Honoring the Dead While Social Distancing
Rutgers experts explain how COVID-19 has upended burial rituals, ability to find closure

Jennifer St. Pierre watched from her Somerset County home as the motorcade slowly made its way down the street.
A beloved neighbor had died from complications of COVID-19. Instead of a wake and funeral, the line of cars stopped briefly and the wife and son emerged, masks on. The hearse opened to reveal the casket and on it they placed a rose from a mourning bouquet, eventually taking another and placing it on the front step, as St. Pierre and her neighbors, all paying respects from the safety of their steps and windows, watched in silence.
A few minutes later, the procession continued.
It was not the send-off he deserved, St. Pierre said.
“I feel like I haven’t been able to properly honor him,” said the Rutgers Business School-Newark and New Brunswick alumna and communicator with Rutgers-New Brunswick. “I worry his widow and son won’t get to witness the breadth of the loss the neighborhood feels because we didn’t get to gather and comfort them.”
Social distancing is forcing grieving families to alter rituals associated with death and burial – regardless of whether they died from the virus.
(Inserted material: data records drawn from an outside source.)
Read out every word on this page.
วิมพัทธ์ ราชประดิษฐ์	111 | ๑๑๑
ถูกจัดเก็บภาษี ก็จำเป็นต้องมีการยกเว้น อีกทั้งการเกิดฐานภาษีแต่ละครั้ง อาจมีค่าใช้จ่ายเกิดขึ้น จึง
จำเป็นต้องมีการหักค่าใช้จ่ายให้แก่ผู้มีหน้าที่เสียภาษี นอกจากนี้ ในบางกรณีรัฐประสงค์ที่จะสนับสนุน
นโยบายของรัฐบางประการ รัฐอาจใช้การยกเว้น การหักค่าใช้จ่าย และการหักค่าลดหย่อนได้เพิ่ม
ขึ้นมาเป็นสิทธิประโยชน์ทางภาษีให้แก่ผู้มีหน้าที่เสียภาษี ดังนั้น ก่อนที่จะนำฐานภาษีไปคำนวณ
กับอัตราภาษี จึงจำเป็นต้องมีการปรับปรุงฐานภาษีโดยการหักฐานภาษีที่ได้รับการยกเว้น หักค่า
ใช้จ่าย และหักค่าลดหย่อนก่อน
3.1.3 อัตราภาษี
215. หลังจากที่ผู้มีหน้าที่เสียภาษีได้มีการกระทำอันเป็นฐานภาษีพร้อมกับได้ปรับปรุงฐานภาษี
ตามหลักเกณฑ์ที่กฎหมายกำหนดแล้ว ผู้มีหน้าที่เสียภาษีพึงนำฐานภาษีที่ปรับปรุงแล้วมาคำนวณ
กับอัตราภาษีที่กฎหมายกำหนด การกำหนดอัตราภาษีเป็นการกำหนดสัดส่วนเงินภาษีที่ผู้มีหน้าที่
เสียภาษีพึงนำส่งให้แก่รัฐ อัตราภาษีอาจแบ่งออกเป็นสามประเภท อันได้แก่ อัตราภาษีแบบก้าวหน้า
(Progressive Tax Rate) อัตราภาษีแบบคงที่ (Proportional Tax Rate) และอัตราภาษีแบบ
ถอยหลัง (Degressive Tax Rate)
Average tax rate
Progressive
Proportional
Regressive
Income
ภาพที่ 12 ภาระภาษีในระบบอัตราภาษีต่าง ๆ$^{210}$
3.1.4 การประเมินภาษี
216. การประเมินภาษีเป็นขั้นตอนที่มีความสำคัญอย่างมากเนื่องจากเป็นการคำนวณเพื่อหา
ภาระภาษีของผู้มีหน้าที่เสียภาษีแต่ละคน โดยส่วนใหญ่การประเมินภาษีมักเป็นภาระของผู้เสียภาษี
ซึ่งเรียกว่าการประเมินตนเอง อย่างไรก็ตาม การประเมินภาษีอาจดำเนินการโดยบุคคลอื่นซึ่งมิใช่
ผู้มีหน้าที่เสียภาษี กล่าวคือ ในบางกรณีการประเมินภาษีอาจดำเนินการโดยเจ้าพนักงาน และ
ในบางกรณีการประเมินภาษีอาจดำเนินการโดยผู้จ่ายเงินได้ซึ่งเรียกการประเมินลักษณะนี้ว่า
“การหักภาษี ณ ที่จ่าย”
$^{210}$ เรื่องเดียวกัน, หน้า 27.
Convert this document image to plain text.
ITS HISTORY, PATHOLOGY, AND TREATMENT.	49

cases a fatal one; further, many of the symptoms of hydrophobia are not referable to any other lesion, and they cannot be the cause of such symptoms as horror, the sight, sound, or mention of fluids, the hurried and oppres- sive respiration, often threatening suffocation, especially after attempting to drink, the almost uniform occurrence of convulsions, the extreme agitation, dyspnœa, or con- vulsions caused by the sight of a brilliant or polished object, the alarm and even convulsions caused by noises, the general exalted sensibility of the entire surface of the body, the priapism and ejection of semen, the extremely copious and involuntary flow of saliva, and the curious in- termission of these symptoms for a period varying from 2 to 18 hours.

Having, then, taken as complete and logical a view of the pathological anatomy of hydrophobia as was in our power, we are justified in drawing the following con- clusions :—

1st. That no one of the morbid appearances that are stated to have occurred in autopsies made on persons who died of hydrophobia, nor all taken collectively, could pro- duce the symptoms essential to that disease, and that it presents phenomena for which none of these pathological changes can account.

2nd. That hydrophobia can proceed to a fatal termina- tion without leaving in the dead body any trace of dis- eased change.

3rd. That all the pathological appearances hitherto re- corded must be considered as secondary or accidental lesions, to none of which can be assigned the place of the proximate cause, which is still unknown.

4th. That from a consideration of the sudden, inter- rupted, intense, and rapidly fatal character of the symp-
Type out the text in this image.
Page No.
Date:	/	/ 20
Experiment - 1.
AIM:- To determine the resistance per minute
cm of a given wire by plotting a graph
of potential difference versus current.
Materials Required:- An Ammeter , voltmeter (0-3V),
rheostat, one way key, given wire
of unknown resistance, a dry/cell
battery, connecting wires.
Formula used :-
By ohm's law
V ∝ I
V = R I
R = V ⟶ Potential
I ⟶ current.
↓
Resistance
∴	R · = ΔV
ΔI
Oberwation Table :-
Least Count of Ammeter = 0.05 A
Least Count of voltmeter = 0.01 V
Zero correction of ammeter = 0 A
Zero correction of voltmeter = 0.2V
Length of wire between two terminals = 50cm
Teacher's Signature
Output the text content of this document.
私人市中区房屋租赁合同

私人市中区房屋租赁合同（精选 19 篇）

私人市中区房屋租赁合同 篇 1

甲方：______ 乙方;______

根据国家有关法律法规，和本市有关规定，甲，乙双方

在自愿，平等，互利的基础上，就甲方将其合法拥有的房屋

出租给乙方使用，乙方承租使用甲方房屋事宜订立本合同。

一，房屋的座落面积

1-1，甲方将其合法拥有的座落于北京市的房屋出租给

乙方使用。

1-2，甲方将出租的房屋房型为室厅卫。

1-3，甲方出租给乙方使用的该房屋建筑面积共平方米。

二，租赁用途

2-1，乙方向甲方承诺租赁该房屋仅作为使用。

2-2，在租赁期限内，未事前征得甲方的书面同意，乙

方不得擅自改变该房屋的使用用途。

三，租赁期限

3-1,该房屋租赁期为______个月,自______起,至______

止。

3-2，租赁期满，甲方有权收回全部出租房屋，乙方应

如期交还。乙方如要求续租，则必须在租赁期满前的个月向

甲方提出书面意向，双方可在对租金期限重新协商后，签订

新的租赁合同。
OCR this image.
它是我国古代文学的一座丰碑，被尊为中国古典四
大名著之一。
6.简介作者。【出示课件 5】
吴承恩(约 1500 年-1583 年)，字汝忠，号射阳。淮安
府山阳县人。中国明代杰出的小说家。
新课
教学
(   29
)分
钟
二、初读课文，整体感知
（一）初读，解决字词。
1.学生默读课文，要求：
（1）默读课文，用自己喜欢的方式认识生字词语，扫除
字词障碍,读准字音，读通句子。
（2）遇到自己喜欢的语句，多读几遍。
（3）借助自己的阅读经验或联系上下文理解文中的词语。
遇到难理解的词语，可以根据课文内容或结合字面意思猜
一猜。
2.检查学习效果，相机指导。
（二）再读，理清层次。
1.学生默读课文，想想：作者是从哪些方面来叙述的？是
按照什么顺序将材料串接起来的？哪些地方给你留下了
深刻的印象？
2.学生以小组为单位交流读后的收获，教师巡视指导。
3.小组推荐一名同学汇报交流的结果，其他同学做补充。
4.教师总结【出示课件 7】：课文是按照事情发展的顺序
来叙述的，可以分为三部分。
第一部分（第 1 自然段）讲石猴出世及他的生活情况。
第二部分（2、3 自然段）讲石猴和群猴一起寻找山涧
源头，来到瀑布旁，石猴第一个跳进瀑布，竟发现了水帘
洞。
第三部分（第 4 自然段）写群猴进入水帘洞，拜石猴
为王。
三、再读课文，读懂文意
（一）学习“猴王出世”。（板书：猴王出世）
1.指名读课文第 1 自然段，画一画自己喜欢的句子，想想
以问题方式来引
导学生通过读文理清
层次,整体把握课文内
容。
No shoulders to cry on, no company to share food and memories, and in cases of those infected with COVID-19, no familiar hands to hold before they die or the ability to shroud the departed.
Losing a loved one is painful, said Stuart Charmé, a professor of philosophy and religion at Rutgers University-Camden, but being unable to say goodbye in the manner you planned adds to the agony. It’s a cold COVID-19 reality that he can speak to both as a scholar and a bereaved family member.
This week, he mourned with his wife the loss of her mother and father within days of one another – his mother-in-law from a condition related to Parkinson’s and his father-in-law from COVID-19, which he likely contracted by making daily visits to his dying wife’s bedside instead of self-isolating in his independent-living apartment.
“One of the things that was very clear in my wife’s vision of the end of her mother’s life, was that we would be able to gather together in person to tell her how much she is loved and say goodbye,” he said.
Instead of being able to visit in person, his wife and daughters had to make do with a new death ritual that’s become a byproduct of the pandemic: a FaceTime goodbye.
“By the time we realized it was time to do this, my mother-in-law was already unconscious, and I wasn’t sure about what we were doing. If we were there in person, we would have been able to touch her hand and kiss her forehead,” he said. “But it was still surprisingly touching. We said, ‘Grandma, we love you,’ 'I love you, mom,' and ‘Goodbye, Grandma.’ This felt like as good a substitute as we were going to get, and we were able to express the emotions we would have expressed in person.”

Charmé’s family honored the nursing home’s no visitation policy but Omar Dewachi, an associate professor of medical anthropology with Rutgers-New Brunswick’s School of Arts and Sciences, said suspicion and fear of inequitable medical treatment could lead devout religious communities and immigrant groups to forgo testing to keep loved ones home instead of dying alone. Social distancing rules could also be disregarded which was the case, he said, in West Africa during the Ebola virus where death rites including holding and even kissing the body spread the virus.
“Many people were not reporting health problems or Ebola-like symptoms, fearing people would come in, take that body and they would never see that person again,” said Dewachi, who worked as a physician in Iraq and teaches courses on the history of epidemics. “There were a lot of people who believed not only will they not have closure, but that the dead would not have closure.”
To avoid similar issues during this pandemic, Dewachi said community and religious leaders and funeral homes need to come up with safe alternatives.
“In Muslim communities, you have to wash the body and wrap it in a piece of cloth before loved ones come together to bring the body to burial, which has to be fast,” he said. “People will be very worried that the soul will not be rested if the burial is delayed or if a person is temporarily buried with other bodies.”
Similarly, Christian and Jewish traditions call for close proximity with the dead, largely to help those left behind confront their loss, Charmé said.
“This is not something you can put out of your mind. You have to face it. Being in the presence of the person who has died and their casket is the reality of death,” he said. “These traditions want you to experience that and then give you a set of rituals to enable you to integrate the loss into your life.”
However, events such as repast and shiva, where survivors find refuge in their community, are not possible in person with gatherings limited to less than 10.
“One of the things death does to the survivors is it isolates them because their loss exceeds the loss of others. They feel alone, raw and vulnerable,” he said. “These rituals try to redirect some of that isolation.”
Some families are opting for virtual versions of these gatherings to tide them over until shelter-in-place orders are lifted. A Zoom shiva didn’t feel right for his family at first, said Charmé, but after several days home alone with their grief, they changed their minds and contacted their rabbi to set it up.
"We would prefer to be literally surrounded by friends and relatives, to feel their arms holding us and supporting us as we move through the mourning process,” he said. "However, my wife and I felt we needed some kind of religious ritual with the people who care about us to share our loss and pay tribute to her parents’ lives.”